Research from the UK appears to present a lesson in smart product design, in this instance as to nanoparticles. Prior studies have shown that nanoparticles cause inflammation in the lung, and show signs of having the adverse health impacts of asbestos. So, the researchers experimented with fiber length to see if different fibers produced different impacts.

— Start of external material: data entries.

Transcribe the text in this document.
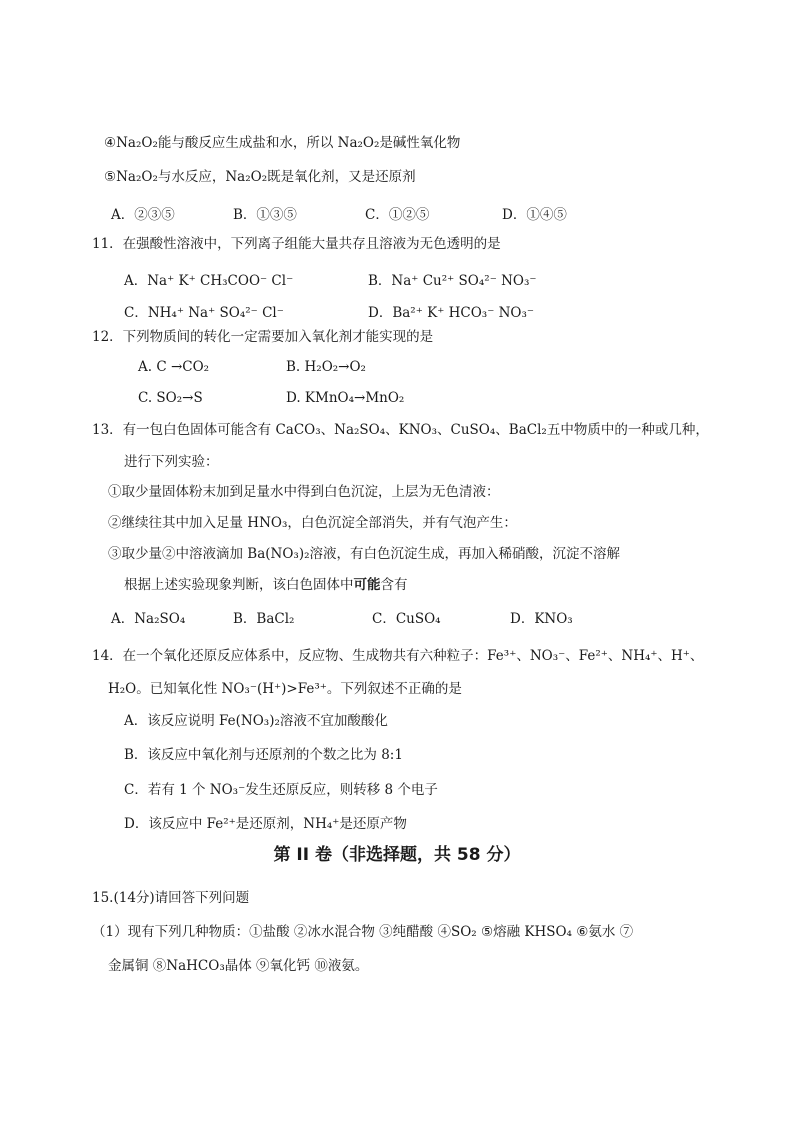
④Na₂O₂能与酸反应生成盐和水，所以 Na₂O₂是碱性氧化物
⑤Na₂O₂与水反应，Na₂O₂既是氧化剂，又是还原剂
A．②③⑤	B．①③⑤	C．①②⑤	D．①④⑤
11．在强酸性溶液中，下列离子组能大量共存且溶液为无色透明的是
A．Na⁺ K⁺ CH₃COO⁻ Cl⁻	B．Na⁺ Cu²⁺ SO₄²⁻ NO₃⁻
C．NH₄⁺ Na⁺ SO₄²⁻ Cl⁻	D．Ba²⁺ K⁺ HCO₃⁻ NO₃⁻
12．下列物质间的转化一定需要加入氧化剂才能实现的是
A. C →CO₂	B. H₂O₂→O₂
C. SO₂→S	D. KMnO₄→MnO₂
13．有一包白色固体可能含有 CaCO₃、Na₂SO₄、KNO₃、CuSO₄、BaCl₂五中物质中的一种或几种，
进行下列实验：
①取少量固体粉末加到足量水中得到白色沉淀，上层为无色清液：
②继续往其中加入足量 HNO₃，白色沉淀全部消失，并有气泡产生：
③取少量②中溶液滴加 Ba(NO₃)₂溶液，有白色沉淀生成，再加入稀硝酸，沉淀不溶解
根据上述实验现象判断，该白色固体中可能含有
A．Na₂SO₄	B．BaCl₂	C．CuSO₄	D．KNO₃
14．在一个氧化还原反应体系中，反应物、生成物共有六种粒子：Fe³⁺、NO₃⁻、Fe²⁺、NH₄⁺、H⁺、
H₂O。已知氧化性 NO₃⁻(H⁺)>Fe³⁺。下列叙述不正确的是
A．该反应说明 Fe(NO₃)₂溶液不宜加酸酸化
B．该反应中氧化剂与还原剂的个数之比为 8:1
C．若有 1 个 NO₃⁻发生还原反应，则转移 8 个电子
D．该反应中 Fe²⁺是还原剂，NH₄⁺是还原产物
第 II 卷（非选择题，共 58 分）
15.(14分)请回答下列问题
（1）现有下列几种物质：①盐酸 ②冰水混合物 ③纯醋酸 ④SO₂ ⑤熔融 KHSO₄ ⑥氨水 ⑦
金属铜 ⑧NaHCO₃晶体 ⑨氧化钙 ⑩液氨。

Sure enough, there were indeed differences. Particles at or above 4 microns are more inflammatory than are shorter fibers (and there are some further subtleties on length/width ratios). The research paper is online, and the abstract is pasted below. The results are consistent with prior research on less uniform asbestos fibers. Hat tip to RJ Lee Group for flagging the research. 

"Suspicion has been raised that high aspect ratio nanoparticles or nanofibers might possess asbestos-like pathogenicity. The pleural space is a specific target for disease in individuals exposed to asbestos and by implication of nanofibers. Pleural effects of fibers depends on fiber length, but the key threshold length beyond which adverse effects occur has never been identified till now because all asbestos and vitreous fiber samples are heterogeneously distributed in their length. Nanotechnology advantageously allows for highly defined length distribution of synthetically engineered fibers that enable for in-depth investigation of this threshold length. We utilized the ability to prepare silver nanofibers of five defined length classes to demonstrate a threshold fiber length for acute pleural inflammation. Nickel nanofibers and carbon nanotubes were then used to strengthen the relationship between fiber length and pleural inflammation. A method of intrapleural injection of nanofibers in female C57Bl/6 strain mice was used to deliver the fiber dose, and we then assessed the acute pleural inflammatory response. Chest wall sections were examined by light and scanning electron microscopy to identify areas of lesion; furthermore, cell–nanowires interaction on the mesothelial surface of the parietal pleura in vivo was investigated. Our results showed a clear threshold effect, demonstrating that fibers beyond 4 µm in length are pathogenic to the pleura. The identification of the threshold length for nanofiber-induced pathogenicity in the pleura has important implications for understanding the structure–toxicity relationship for asbestos-induced mesothelioma and consequent risk assessment with the aim to contribute to the engineering of synthetic nanofibers by the adoption of a benign-by-design approach."